Las coincidencias no las aceptan los psicoanalistas. Por tanto, no hay coincidencias. Entonces digamos que son cosas que pasan. Fue una época en que los colegios de bachillerato, así fuera en un pueblo, tenían un sentido intelectual, era el bachillerato clásico, y los estudiantes leíamos en una pequeña biblioteca y ahí nos encontrábamos para comentar los libros con gran seriedad, porque en ese tiempo un muchacho de catorce años se consideraba un hombre. Gonzalo Arango y yo, aunque estábamos en grupos diferentes (él me llevaba un año de ventaja en el bachillerato y en la vida), nos encontrábamos en los libros. Había en su casa, en el solar de su casa, que tenían y aún tienen en los pueblos las familias, un kiosco que él mismo construyó para aislarse a leer con algunos compañeros. Esa amistad se hizo por los libros, por las lecturas. Y después duró toda la vida. Porque los libros siempre son nuestros mejores amigos y son los que arman, organizan nuestras mejores amistades. Fue entonces así como nos encontramos.
Yo tenía un periódico de colegio, que circulaba además en el pueblo, hecho en mimeógrafo, y para el cuarto centenario de Cervantes le pedí a Gonzalo Arango que escribiera algo para el periódico. Su primer artículo, su primera página escrita fue sobre el Quijote, publicada en ese periodiquito del que hoy no queda memoria. Después él vino a Medellín a terminar su bachillerato en la Universidad de Antioquia, porque eso le facilitaba el ingreso a la carrera de abogado, que era la más común en ese tiempo para un país de litigantes, y entonces nos separamos hasta que yo volví a Medellín y lo encontré trabajando en la biblioteca general de la Universidad y para la revista, de la cual era secretario de redacción. El director de la biblioteca era el doctor Abel Naranjo Villegas. Gonzalo escribía reseñas y hacia prácticamente todo. Yo colaboraba con él porque tenía tiempo disponible, le ayudaba a corregir pruebas de la revista y él me retribuía dándome acceso a la parte de la biblioteca que estaba vedada para los estudiantes, porque ahí se encontraban los escritores del Índice en compañía de Satanás.
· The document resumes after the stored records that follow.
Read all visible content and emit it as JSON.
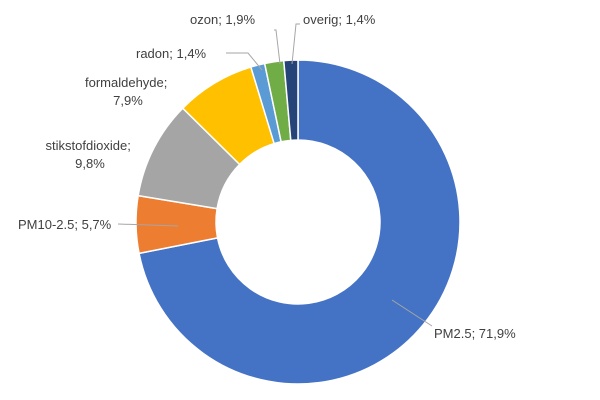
{
  "chart_data": {
    "type": "pie",
    "variant": "donut",
    "title": "",
    "legend": "none",
    "slices": [
      {
        "label": "PM2.5",
        "value": 71.9,
        "value_label": "71,9%",
        "color": "#4472c4"
      },
      {
        "label": "PM10-2.5",
        "value": 5.7,
        "value_label": "5,7%",
        "color": "#ed7d31"
      },
      {
        "label": "stikstofdioxide",
        "value": 9.8,
        "value_label": "9,8%",
        "color": "#a5a5a5"
      },
      {
        "label": "formaldehyde",
        "value": 7.9,
        "value_label": "7,9%",
        "color": "#ffc000"
      },
      {
        "label": "radon",
        "value": 1.4,
        "value_label": "1,4%",
        "color": "#5b9bd5"
      },
      {
        "label": "ozon",
        "value": 1.9,
        "value_label": "1,9%",
        "color": "#70ad47"
      },
      {
        "label": "overig",
        "value": 1.4,
        "value_label": "1,4%",
        "color": "#264478"
      }
    ]
  }
}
Usted nació en Pueblorrico.

Sí, yo soy de Pueblorrico, en el suroeste antioqueño. Estuve allí hasta los tres años solamente. De ahí la familia se trasladó a Urrao, porque mis padres eran de allá. De esos primeros tres años tengo unos pocos recuerdos, entre ellos la violencia. Porque en esa época también había una guerra que era de tipo político-religioso y por eso mis padres tuvieron que cambiar de residencia. En Urrao vivieron poco tiempo y después pasaron a Altamira, corregimiento de Betulia. Mis recuerdos más lejanos son de la violencia política y religiosa. Que ha existido en Colombia siempre.
En Altamira hice tres años de escuela primaria y el último en Betulia. El maestro que me enseñó a leer y escribir, don Gabriel Caro Urrego, vive acá en Medellín. Algunas veces me veo con él, o hablamos por teléfono, Tiene 85 años, monta a caballo, baila, canta, toca instrumentos de cuerda; está más joven que yo.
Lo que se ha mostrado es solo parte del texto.